Two weeks after the horrific massacre at a school in Erfurt, in which 16 people lost their lives, the German government enacts a series of measures to curb violence.

First on the list of measures is a law to restrict the access of minors to certain types of video games, namely those which incite the viewer towards acts of violence. These videos will have a minimum age stamped on the cover.

The practice in western Europe of “video nasties” is unfortunately more than a rumour. In these illegal films, victims, sometimes women and children, are tortured or even killed on camera, the whole horrific event being filmed and copies and mass produced.

However, it is not necessary for minors to watch these video nasties. It is calculated that by the age of 12, a typical youngster in western Europe or the USA will have witnesses no less than 100,000 scenes of extreme violence on television, at an age when the learning process is being enacted. It is not by chance that the rising wave of violence in Japan coincides clinically with the lifting of restriction of violent scenes on TV.

In Germany, videos which are classified as “especially dangerous for children and adolescents” will cease to be sold and the age at which a person can belong to a shooting club will be raised from 18 to 25.

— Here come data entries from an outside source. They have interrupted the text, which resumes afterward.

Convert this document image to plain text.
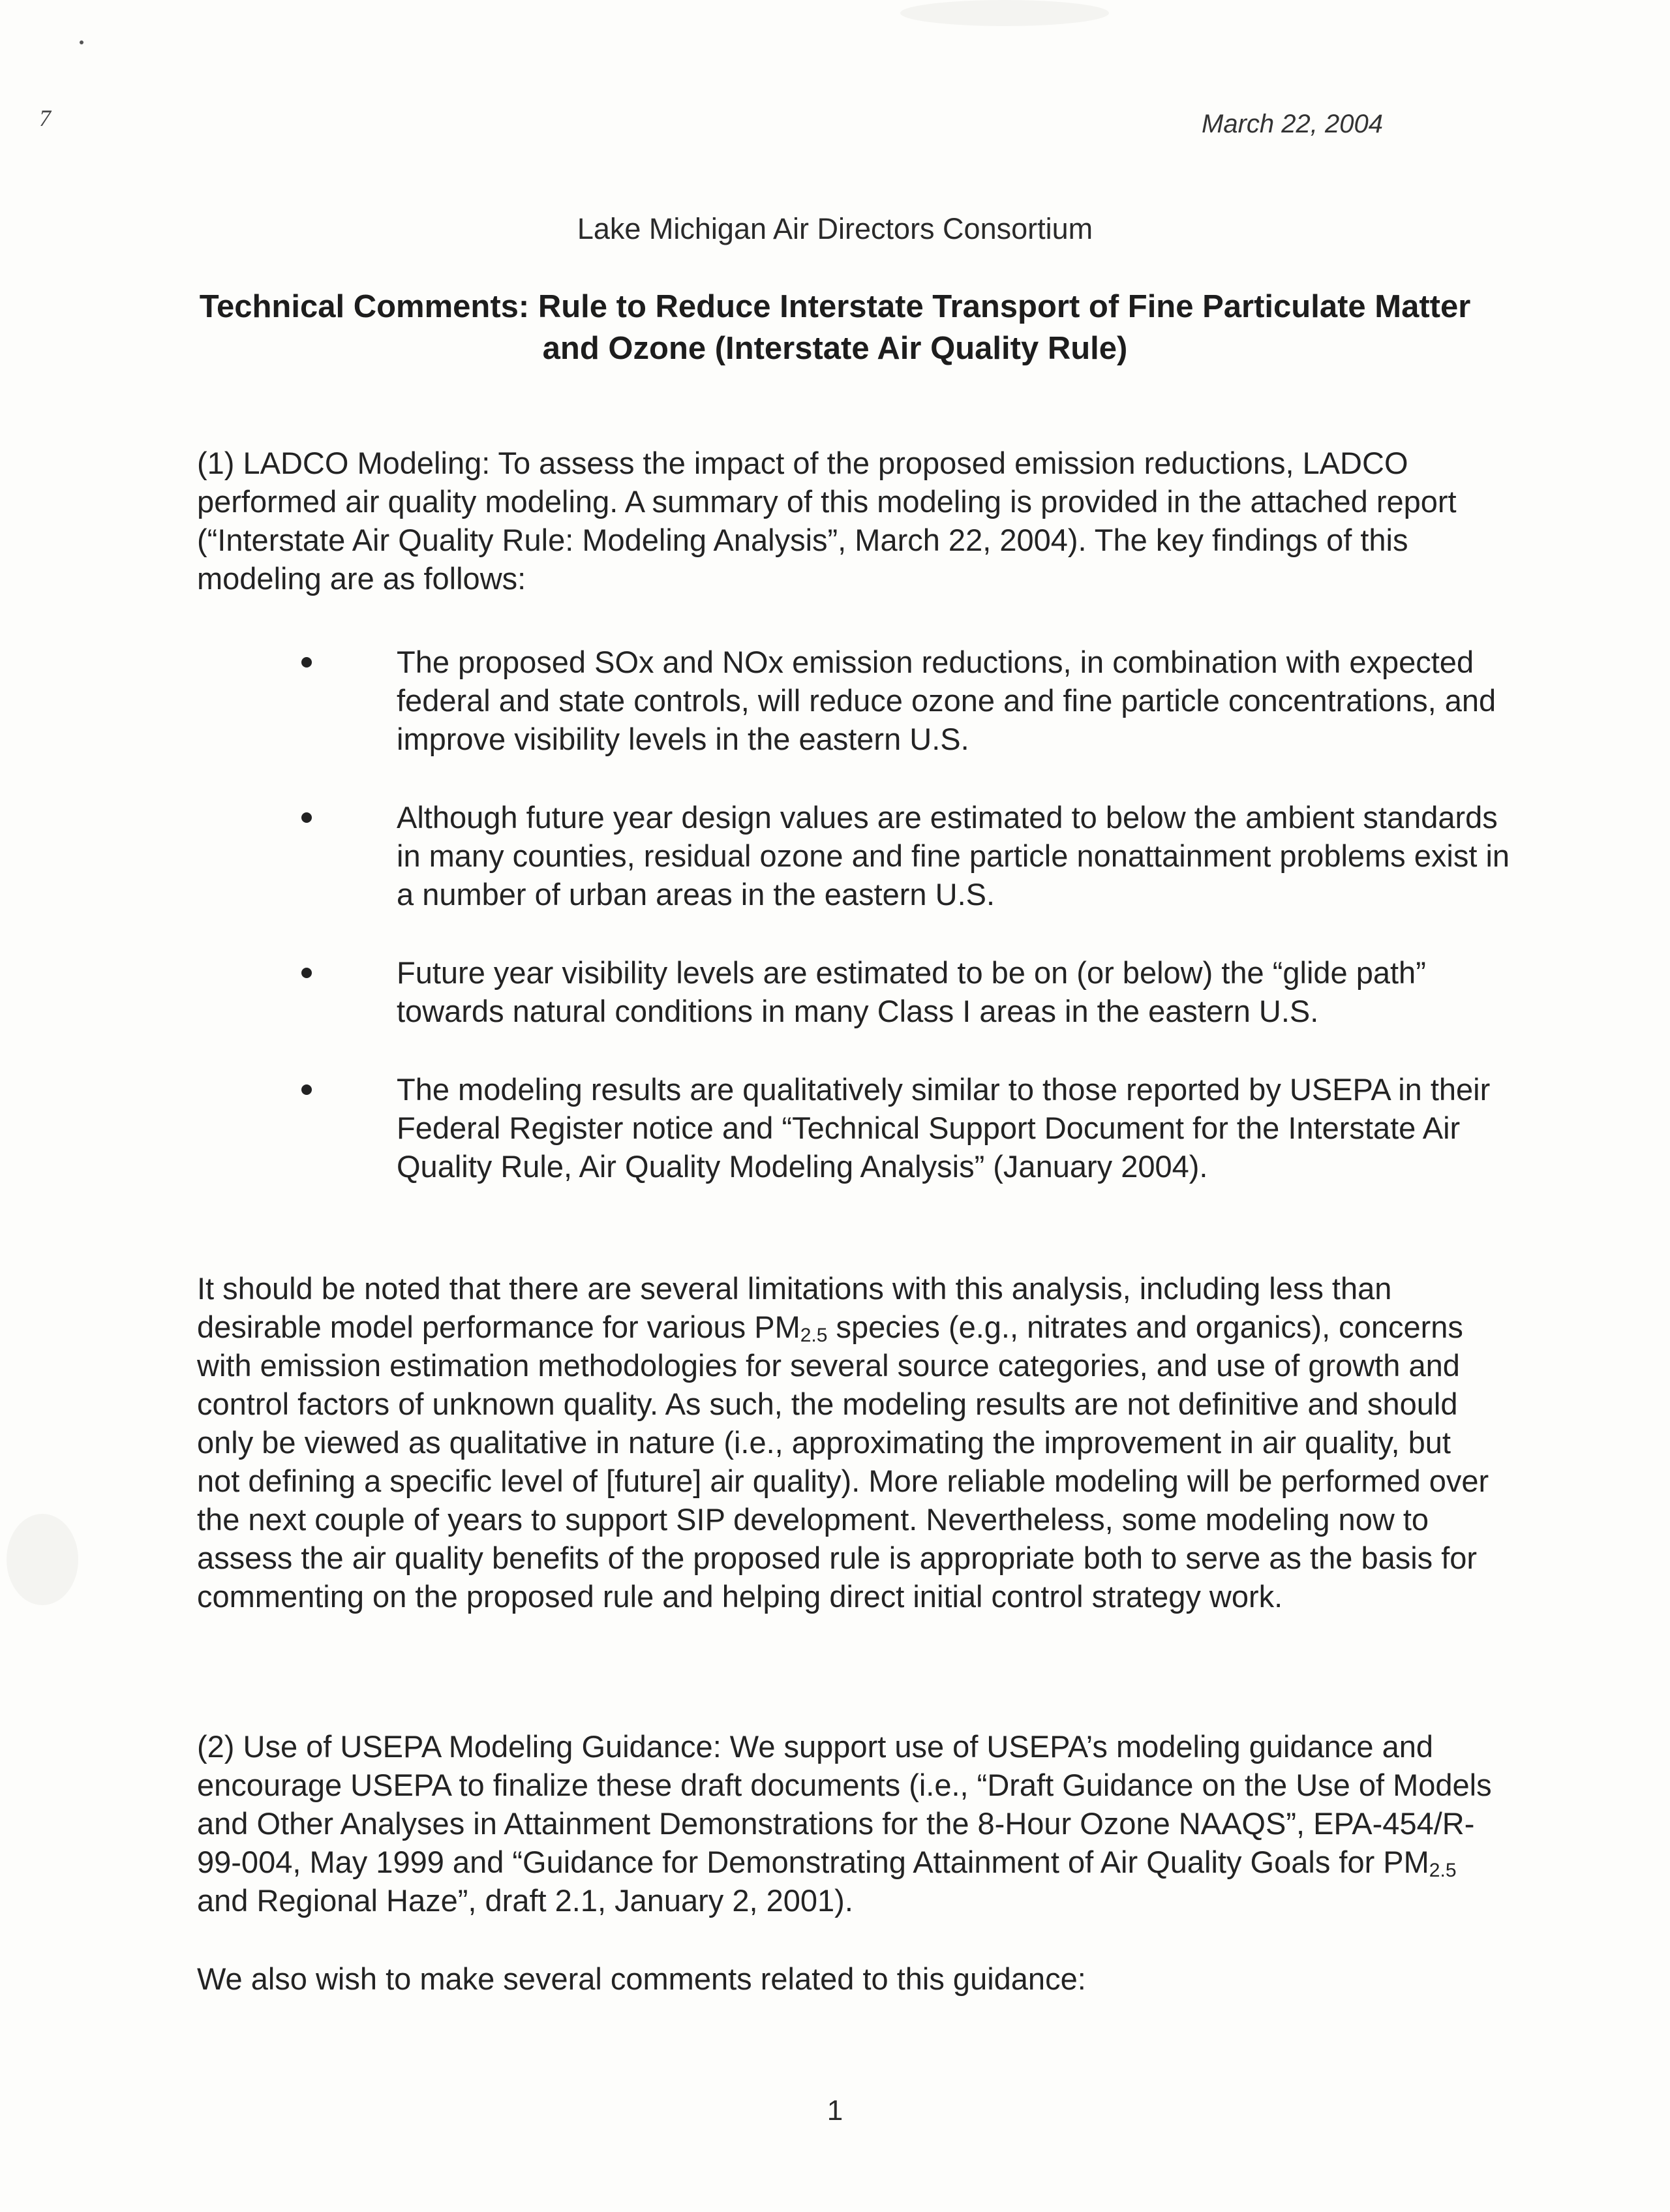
7	March 22, 2004
Lake Michigan Air Directors Consortium
Technical Comments: Rule to Reduce Interstate Transport of Fine Particulate Matter and Ozone (Interstate Air Quality Rule)

(1) LADCO Modeling: To assess the impact of the proposed emission reductions, LADCO performed air quality modeling. A summary of this modeling is provided in the attached report (“Interstate Air Quality Rule: Modeling Analysis”, March 22, 2004). The key findings of this modeling are as follows:

The proposed SOx and NOx emission reductions, in combination with expected federal and state controls, will reduce ozone and fine particle concentrations, and improve visibility levels in the eastern U.S.
Although future year design values are estimated to below the ambient standards in many counties, residual ozone and fine particle nonattainment problems exist in a number of urban areas in the eastern U.S.
Future year visibility levels are estimated to be on (or below) the “glide path” towards natural conditions in many Class I areas in the eastern U.S.
The modeling results are qualitatively similar to those reported by USEPA in their Federal Register notice and “Technical Support Document for the Interstate Air Quality Rule, Air Quality Modeling Analysis” (January 2004).

It should be noted that there are several limitations with this analysis, including less than desirable model performance for various $PM_{2.5}$ species (e.g., nitrates and organics), concerns with emission estimation methodologies for several source categories, and use of growth and control factors of unknown quality. As such, the modeling results are not definitive and should only be viewed as qualitative in nature (i.e., approximating the improvement in air quality, but not defining a specific level of [future] air quality). More reliable modeling will be performed over the next couple of years to support SIP development. Nevertheless, some modeling now to assess the air quality benefits of the proposed rule is appropriate both to serve as the basis for commenting on the proposed rule and helping direct initial control strategy work.

(2) Use of USEPA Modeling Guidance: We support use of USEPA’s modeling guidance and encourage USEPA to finalize these draft documents (i.e., “Draft Guidance on the Use of Models and Other Analyses in Attainment Demonstrations for the 8-Hour Ozone NAAQS”, EPA-454/R-99-004, May 1999 and “Guidance for Demonstrating Attainment of Air Quality Goals for $PM_{2.5}$ and Regional Haze”, draft 2.1, January 2, 2001).

We also wish to make several comments related to this guidance:

1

Robert Steinhauser, the young man who committed this atrocity before taking his own life, was a member of a shooting club, and frequently viewed videos which depicted scenes of extreme violence.

Steinhauser, an 18-year-old loner who had problems at school, mistakenly found the solution to vent his anger at the society he felt had not given him a chance and in so doing, destroyed not only the lives of 16 families, but also his own and that of his parents.

The fact that a young man who was evidently so unbalanced had access to lethal weapons sends a chilling warning to society everywhere on the planet.